Portland State University, Portland, Oregon, USA.
LREC Int Conf Lang Resour Eval. 2022 Jun;2022(RaPID4 Workshop):41-55.
We present the outcome of the Post-Stroke Speech Transcription (PSST) challenge. For the challenge, we prepared a new data resource of responses to two confrontation naming tests found in AphasiaBank, extracting audio and adding new phonemic transcripts for each response. The challenge consisted of two tasks. Task A asked challengers to build an automatic speech recognizer (ASR) for phonemic transcription of the PSST samples, evaluated in terms of phoneme error rate (PER) as well as a finer-grained metric derived from phonological feature theory, feature error rate (FER). The best model had a 9.9% FER / 20.0% PER, improving on our baseline by a relative 18% and 24%, respectively. Task B approximated a downstream assessment task, asking challengers to identify whether each recording contained a correctly pronounced target word. Challengers were unable to improve on the baseline algorithm; however, using this algorithm with the improved transcripts from Task A resulted in 92.8% accuracy / 0.921 F1, a relative improvement of 2.8% and 3.3%, respectively.

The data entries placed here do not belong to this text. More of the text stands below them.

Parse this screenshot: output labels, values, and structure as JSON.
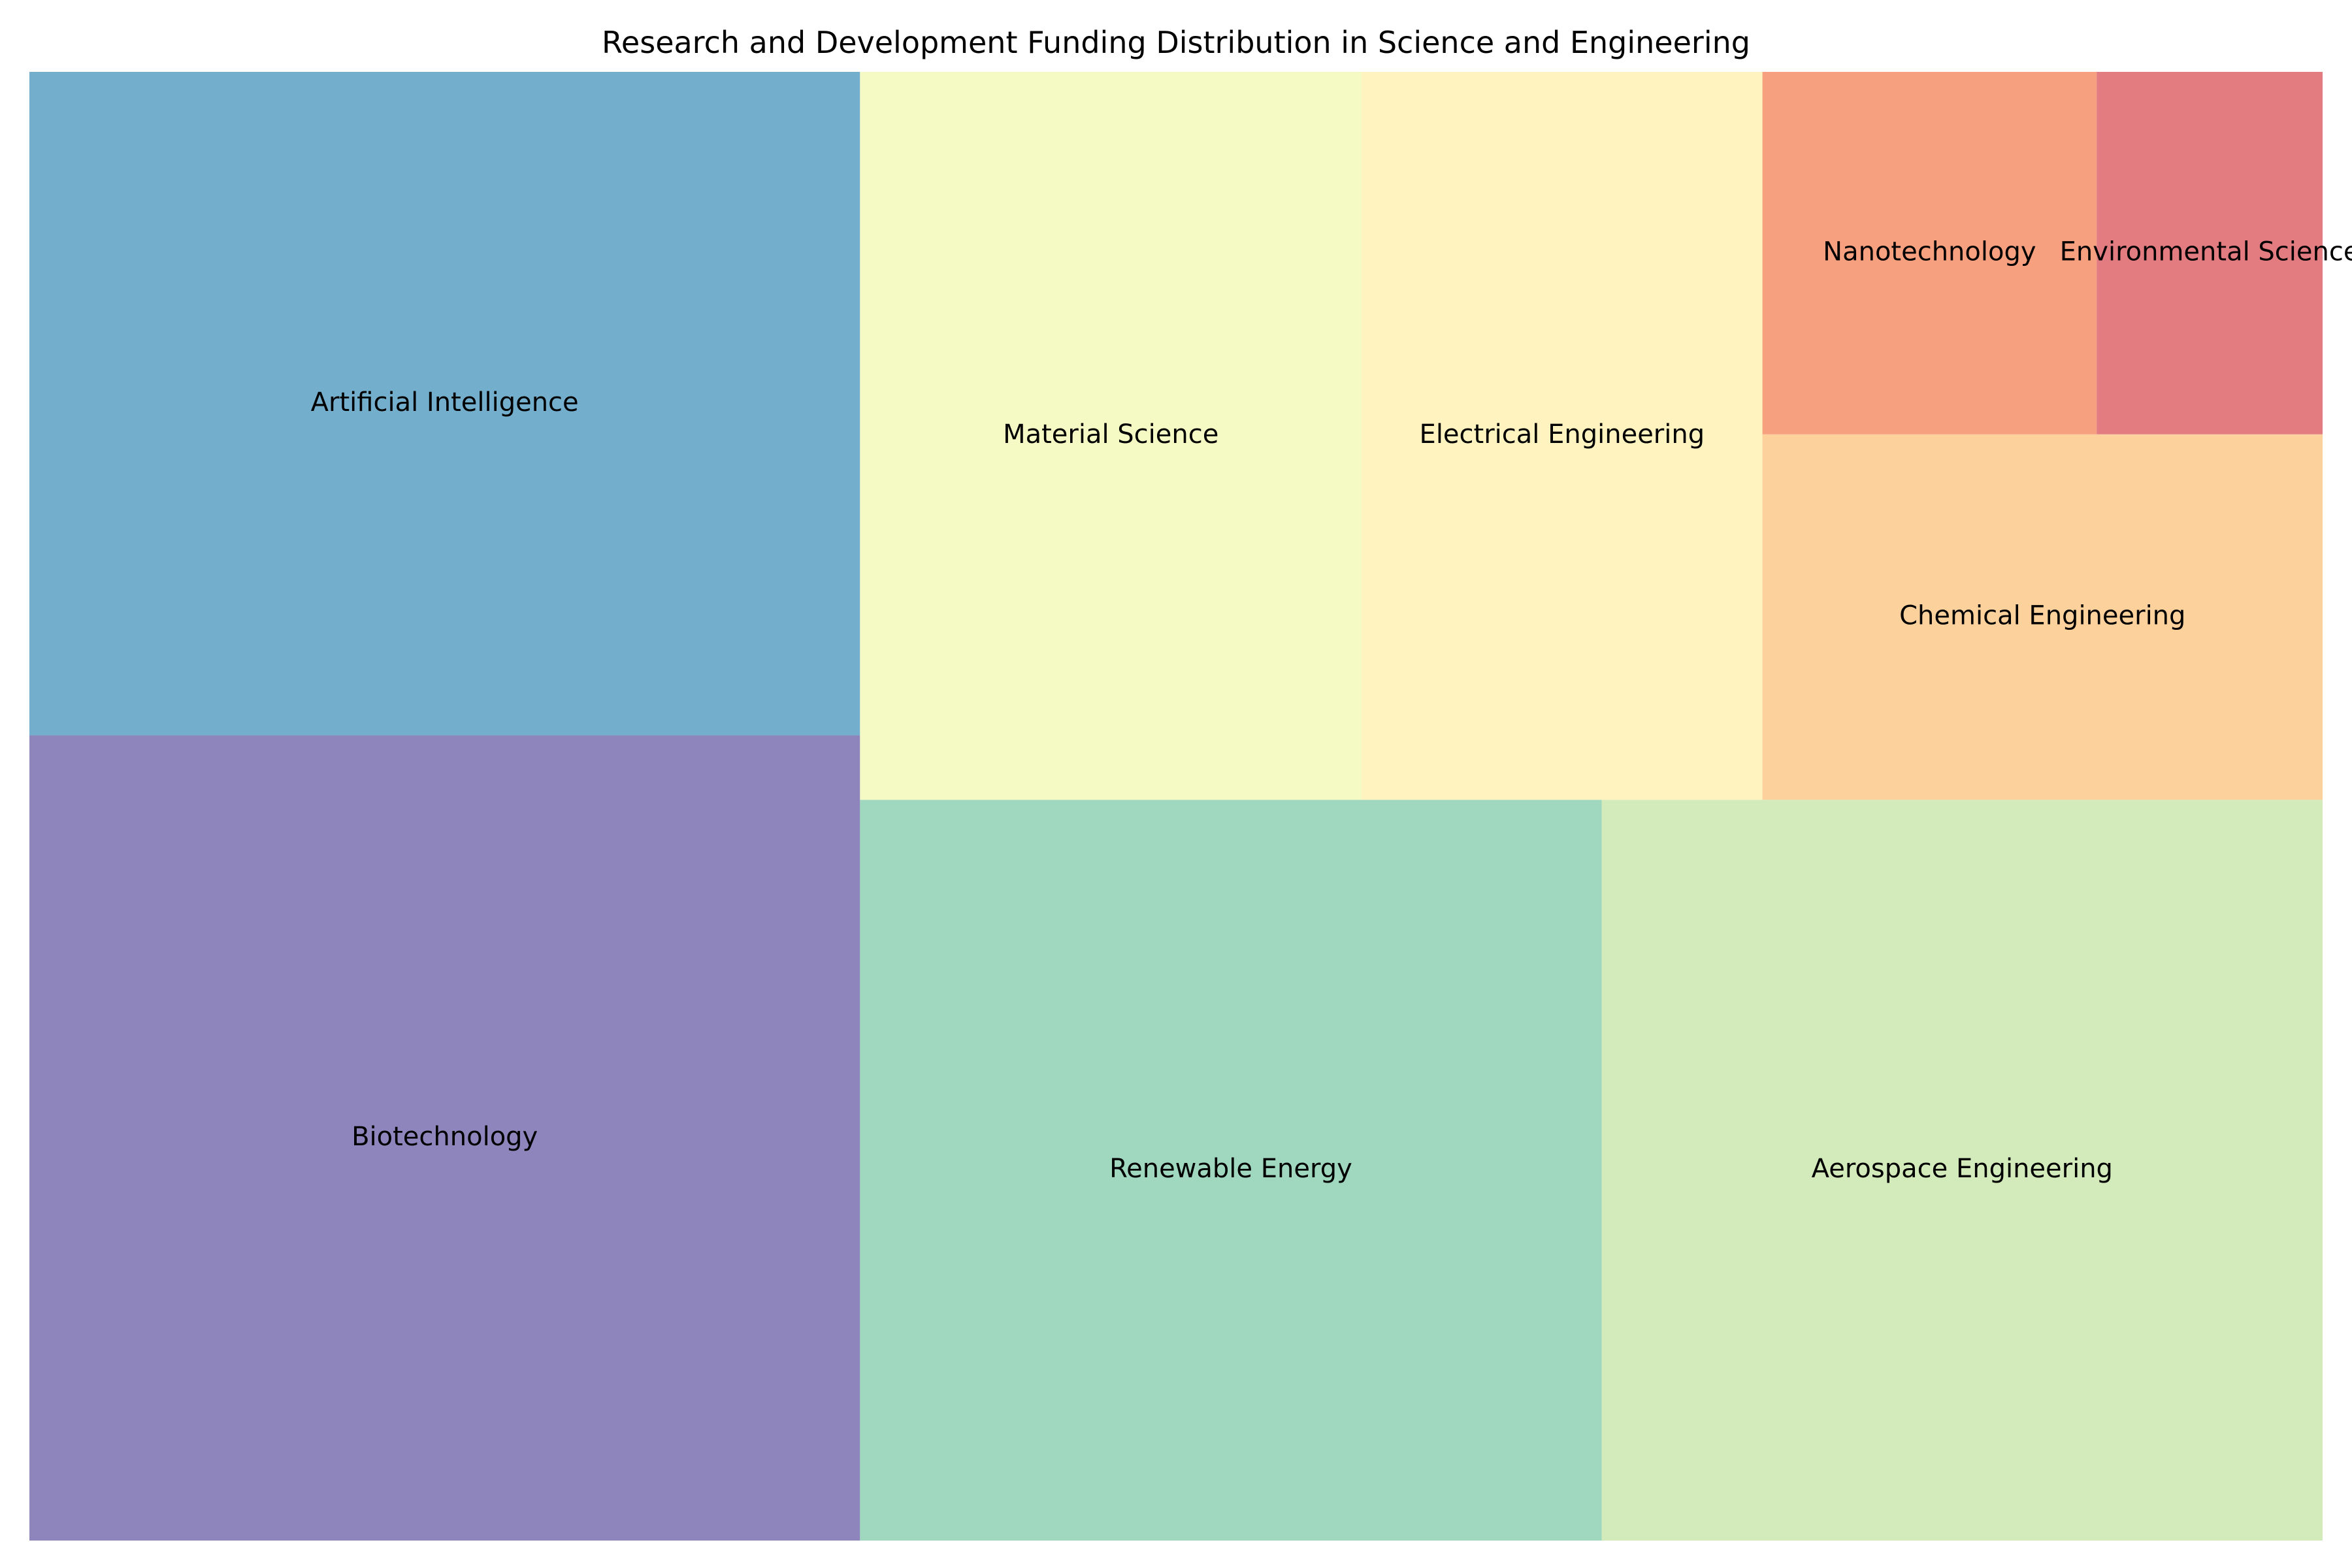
{
  "chart_data": {
    "type": "treemap",
    "title": "Research and Development Funding Distribution in Science and Engineering",
    "categories": [
      "Biotechnology",
      "Artificial Intelligence",
      "Renewable Energy",
      "Aerospace Engineering",
      "Material Science",
      "Electrical Engineering",
      "Chemical Engineering",
      "Nanotechnology",
      "Environmental Science"
    ],
    "values": [
      39.2,
      32.3,
      32.2,
      31.3,
      21.4,
      17.1,
      12.0,
      7.1,
      4.8
    ],
    "colors": [
      "#8e85bd",
      "#73aecd",
      "#9fd7bf",
      "#d3ebba",
      "#f5f9c3",
      "#fff3bf",
      "#fcd19b",
      "#f7a07f",
      "#e37c81"
    ],
    "grid": false,
    "legend": "none"
  }
}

我们展示了中风后言语转录(PSST)挑战赛的结果。针对该挑战赛,我们准备了一个新的数据资源,它来自失语症库中两项对答命名测试的回答,提取了音频并为每个回答添加了新的音素转录文本。挑战赛包含两项任务。任务A要求参赛者构建一个自动语音识别器(ASR),用于对PSST样本进行音素转录,评估指标为音素错误率(PER)以及从音系特征理论得出的更细化的指标——特征错误率(FER)。最佳模型的FER为9.9%,PER为20.0%,相对于我们的基线分别提高了18%和24%。任务B近似于一个下游评估任务,要求参赛者识别每个录音中是否包含正确发音的目标单词。参赛者未能改进基线算法;然而,将该算法与任务A中改进后的转录文本结合使用,准确率达到了92.8%,F1值为0.921,相对于基线分别提高了2.8%和3.3%。